Schema Specification
This document describes how to define table schemas in DataCovey using JSON format.
Overview
A schema defines the structure of your table, including column names, data types, and privacy settings. The schema is specified using a JSON array where each element describes a column in your table.
JSON Schema Format
Each column in the schema is represented by a JSON object with the following properties:
name
: The name of the column (required)type
: The data type of the column (required)mode
: Whether the column is NULLABLE, REQUIRED, or REPEATED (optional, defaults to NULLABLE)description
: A description of the column (optional)defaultValueExpression
: The default value for the column (optional)private
: Whether the column should be private to the tenant (optional, defaults to false)
Example schema:
[
{
"name": "user_id",
"type": "STRING",
"mode": "REQUIRED",
"description": "Unique identifier for the user"
},
{
"name": "credit_card_token",
"type": "STRING",
"mode": "REQUIRED",
"private": true,
"description": "Tokenized credit card number - only visible to tenant"
},
{
"name": "transaction_amount",
"type": "NUMERIC",
"mode": "NULLABLE",
"defaultValueExpression": "0.00",
"description": "Amount of the transaction"
}
]
Column Names
Column names must follow these rules:
- Must start with a letter (a-z, A-Z) or underscore (_)

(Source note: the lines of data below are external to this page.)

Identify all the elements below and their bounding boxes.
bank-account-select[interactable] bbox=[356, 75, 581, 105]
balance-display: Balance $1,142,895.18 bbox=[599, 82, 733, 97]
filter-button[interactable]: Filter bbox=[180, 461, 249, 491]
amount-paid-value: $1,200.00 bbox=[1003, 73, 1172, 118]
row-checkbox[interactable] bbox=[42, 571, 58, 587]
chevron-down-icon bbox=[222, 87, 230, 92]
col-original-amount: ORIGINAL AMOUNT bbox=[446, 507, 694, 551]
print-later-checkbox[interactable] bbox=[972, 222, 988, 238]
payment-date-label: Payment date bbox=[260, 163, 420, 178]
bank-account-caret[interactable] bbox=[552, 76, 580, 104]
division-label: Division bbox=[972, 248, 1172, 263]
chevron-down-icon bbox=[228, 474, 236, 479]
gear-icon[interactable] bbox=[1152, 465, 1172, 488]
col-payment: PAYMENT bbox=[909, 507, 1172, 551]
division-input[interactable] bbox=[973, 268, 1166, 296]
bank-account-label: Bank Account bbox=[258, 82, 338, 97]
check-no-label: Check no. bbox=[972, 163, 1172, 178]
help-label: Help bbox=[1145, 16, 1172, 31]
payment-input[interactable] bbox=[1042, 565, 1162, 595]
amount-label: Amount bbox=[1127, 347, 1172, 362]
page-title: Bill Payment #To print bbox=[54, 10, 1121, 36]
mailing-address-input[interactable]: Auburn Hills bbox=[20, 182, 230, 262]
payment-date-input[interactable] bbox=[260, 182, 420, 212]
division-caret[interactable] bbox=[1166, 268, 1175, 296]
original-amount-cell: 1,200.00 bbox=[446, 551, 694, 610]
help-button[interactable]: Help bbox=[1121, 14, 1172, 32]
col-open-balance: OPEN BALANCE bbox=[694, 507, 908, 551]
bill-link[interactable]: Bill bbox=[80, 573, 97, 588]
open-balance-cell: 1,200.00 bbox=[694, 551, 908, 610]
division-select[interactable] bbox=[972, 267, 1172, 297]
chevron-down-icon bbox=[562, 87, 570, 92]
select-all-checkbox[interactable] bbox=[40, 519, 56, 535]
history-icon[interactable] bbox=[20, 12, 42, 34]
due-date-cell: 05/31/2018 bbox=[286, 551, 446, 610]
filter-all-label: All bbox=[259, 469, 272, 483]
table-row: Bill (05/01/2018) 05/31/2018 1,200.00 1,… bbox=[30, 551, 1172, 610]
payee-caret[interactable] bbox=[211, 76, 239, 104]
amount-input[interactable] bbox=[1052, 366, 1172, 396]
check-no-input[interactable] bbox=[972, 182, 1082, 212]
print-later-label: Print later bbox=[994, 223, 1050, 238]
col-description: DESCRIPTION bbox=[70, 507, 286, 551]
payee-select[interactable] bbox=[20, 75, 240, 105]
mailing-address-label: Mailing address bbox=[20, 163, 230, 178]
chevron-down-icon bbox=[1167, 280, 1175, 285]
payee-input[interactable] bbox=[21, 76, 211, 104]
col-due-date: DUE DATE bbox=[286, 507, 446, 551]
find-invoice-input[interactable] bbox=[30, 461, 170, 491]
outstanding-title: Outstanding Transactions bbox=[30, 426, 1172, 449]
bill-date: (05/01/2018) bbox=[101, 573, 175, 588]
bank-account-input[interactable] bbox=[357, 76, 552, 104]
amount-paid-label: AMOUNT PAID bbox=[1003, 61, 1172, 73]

- Can contain letters, numbers, and underscores
- Maximum length of 300 characters
- Cannot use reserved prefixes
- Case-sensitive
Data Types
DataCovey supports the following data types:
STRING
: Variable-length character dataBYTES
: Variable-length binary dataINT64
: 64-bit integerFLOAT64
: Double precision floating pointNUMERIC
: Exact numeric values with 38 digits of precision and 9 decimal digitsBIGNUMERIC
: Exact numeric values with 76.76 digits of precision and 38 decimal digitsBOOL
: TRUE or FALSEDATE
: Calendar date (year, month, day)DATETIME
: Date and timeTIME
: Time of dayTIMESTAMP
: Absolute point in timeSTRUCT
: Container of ordered fieldsGEOGRAPHY
: Geography data typeJSON
: JSON data type
Column Modes
NULLABLE
: Column can contain NULL values (default)REQUIRED
: Column cannot contain NULL valuesREPEATED
: Column contains an array of values
Privacy Settings
DataCovey allows columns to be marked as private using the private
property:
{
"name": "sensitive_data",
"type": "STRING",
"private": true,
"description": "This column is only visible to the tenant who owns the data"
}
When a column is marked as private:
- Only users from the tenant who owns the data can see the actual values
- Other tenants can use the column in computations but cannot see the raw values
- The privacy setting cannot be changed after table creation
Schema Change Constraints
Once a table is created, there are certain limitations on schema modifications:
Allowed Changes
- Adding new columns
- Making a required column nullable
- Relaxing length limits on STRING or BYTES columns
- Adding or updating column descriptions
Prohibited Changes
- Renaming existing columns
- Changing column data types
- Making a nullable column required
- Removing columns
- Changing privacy settings of columns
- Modifying the precision or scale of NUMERIC columns
Best Practices
-
Plan Your Schema Carefully: Since many schema changes are restricted after table creation, it's important to plan your schema carefully.
-
Use Descriptions: Add clear descriptions to your columns to help other users understand the data.
-
Consider Privacy Requirements: Identify sensitive columns that should be marked as private during schema creation.
-
Default Values: Use default values when appropriate to handle missing data consistently.
-
Choose Appropriate Data Types: Select the most appropriate data type for your data to ensure optimal storage and query performance.